To evaluate posterior subtenon injection of triamcinolone acetonide for refractory diabetic macular edema (DME).

Design

Retrospective, interventional, case series.

Methods

setting: Clinical practice. patient population: Patients with persistent clinically significant DME involving the center of the fovea 3 or more months after one or more treatments of focal macular photocoagulation were included. Exclusion criteria were a history of corticosteroid-responsive intraocular pressure (IOP) rise, intraocular surgery within 3 months, and any laser treatment within 1 month. procedure: All patients received an ophthalmic history and examination including best-corrected Snellen visual acuity, IOP measurement, anterior segment examination including evaluation of lens status with LOCS II criteria, dilated fundus examination, and a posterior subtenon injection of 40 mg triamcinolone acetonide at baseline.

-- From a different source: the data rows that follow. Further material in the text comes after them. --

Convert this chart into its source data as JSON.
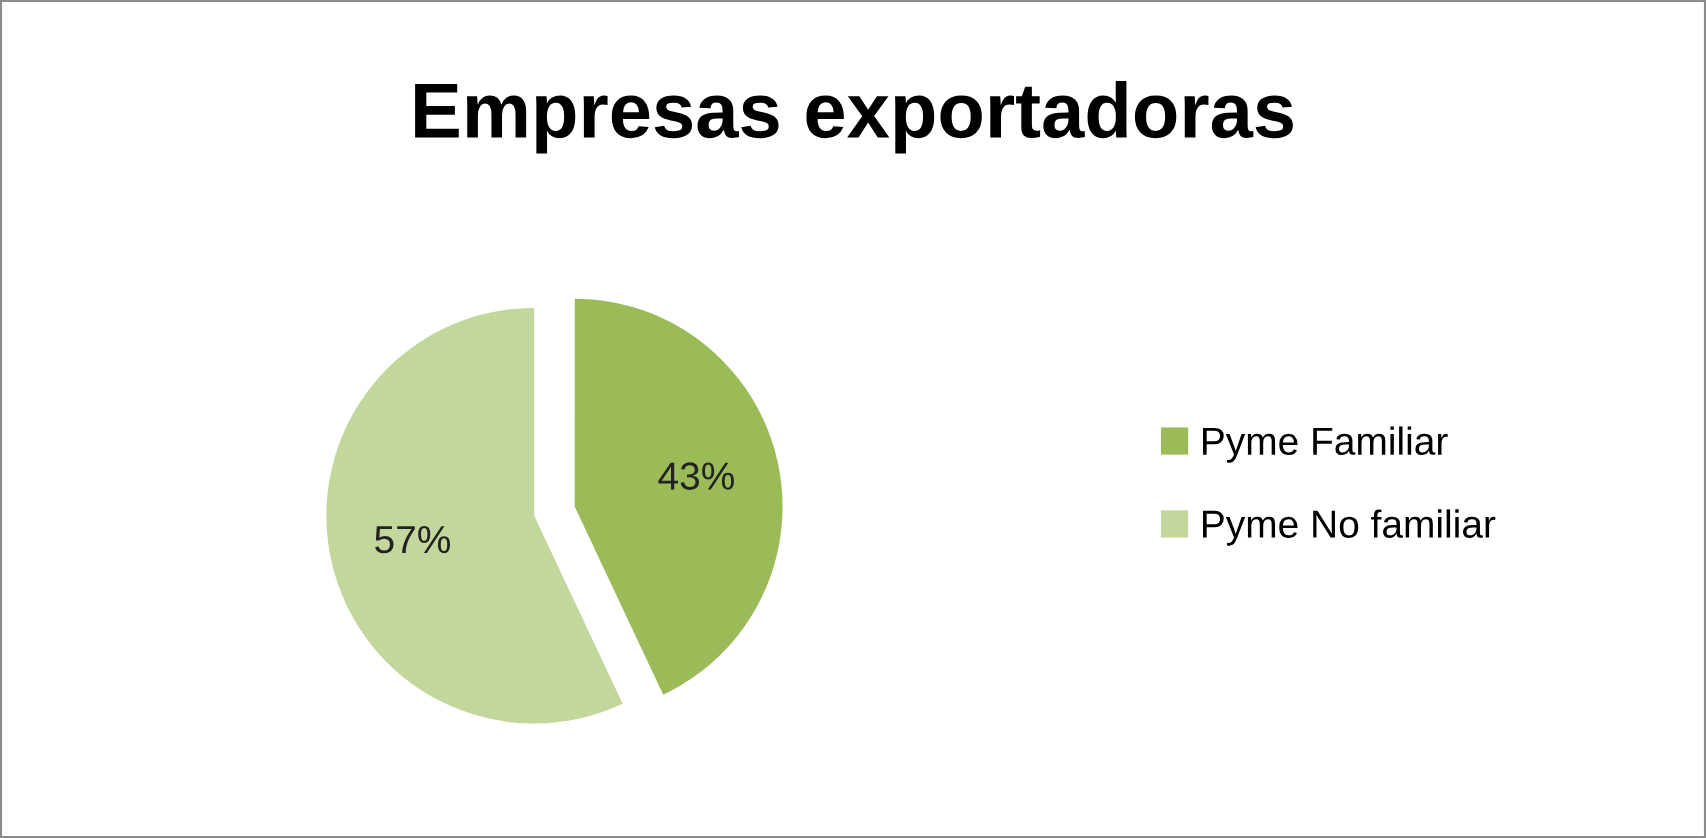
{
  "chart_data": {
    "type": "pie",
    "title": "Empresas exportadoras",
    "categories": [
      "Pyme Familiar",
      "Pyme No familiar"
    ],
    "values": [
      43,
      57
    ],
    "value_labels": [
      "43%",
      "57%"
    ],
    "colors": [
      "#9bbb59",
      "#c3d69b"
    ],
    "legend": "right"
  }
}
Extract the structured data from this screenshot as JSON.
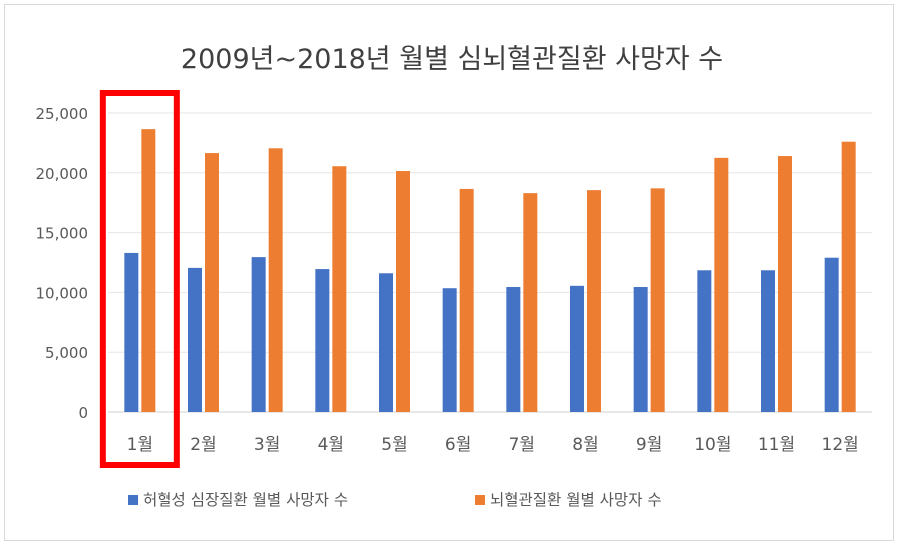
{
  "chart_data": {
    "type": "bar",
    "title": "2009년~2018년 월별 심뇌혈관질환 사망자 수",
    "xlabel": "",
    "ylabel": "",
    "ylim": [
      0,
      25000
    ],
    "yticks": [
      0,
      5000,
      10000,
      15000,
      20000,
      25000
    ],
    "ytick_labels": [
      "0",
      "5,000",
      "10,000",
      "15,000",
      "20,000",
      "25,000"
    ],
    "grid": true,
    "legend_position": "bottom",
    "categories": [
      "1월",
      "2월",
      "3월",
      "4월",
      "5월",
      "6월",
      "7월",
      "8월",
      "9월",
      "10월",
      "11월",
      "12월"
    ],
    "series": [
      {
        "name": "허혈성 심장질환 월별 사망자 수",
        "color": "#4472c4",
        "values": [
          13300,
          12050,
          12950,
          11950,
          11600,
          10350,
          10450,
          10550,
          10450,
          11850,
          11850,
          12900
        ]
      },
      {
        "name": "뇌혈관질환 월별 사망자 수",
        "color": "#ed7d31",
        "values": [
          23650,
          21650,
          22050,
          20550,
          20150,
          18650,
          18300,
          18550,
          18700,
          21250,
          21400,
          22600
        ]
      }
    ],
    "highlight": {
      "category": "1월",
      "color": "#ff0000"
    }
  }
}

Patients were reevaluated at 1, 3, 6, and 12 months after injection.

Results

Seventy-three injections were performed in 63 eyes of 50 patients. The mean baseline visual acuity was 20/80. Mean visual acuity significantly improved to 20/50 at 1 month, then stabilized to 20/65 at 3 months, 20/68 at 6 months, and 20/63 at 12 months. Complications were rare, with a transient significant rise in intraocular pressure at the 3-month evaluation and ptosis in two patients.

Conclusions

Visual acuities remained stable or improved over a 12-month period after posterior subtenon triamcinolone injections for refractory DME. There was a statistically significant improvement in visual acuity at 1 month.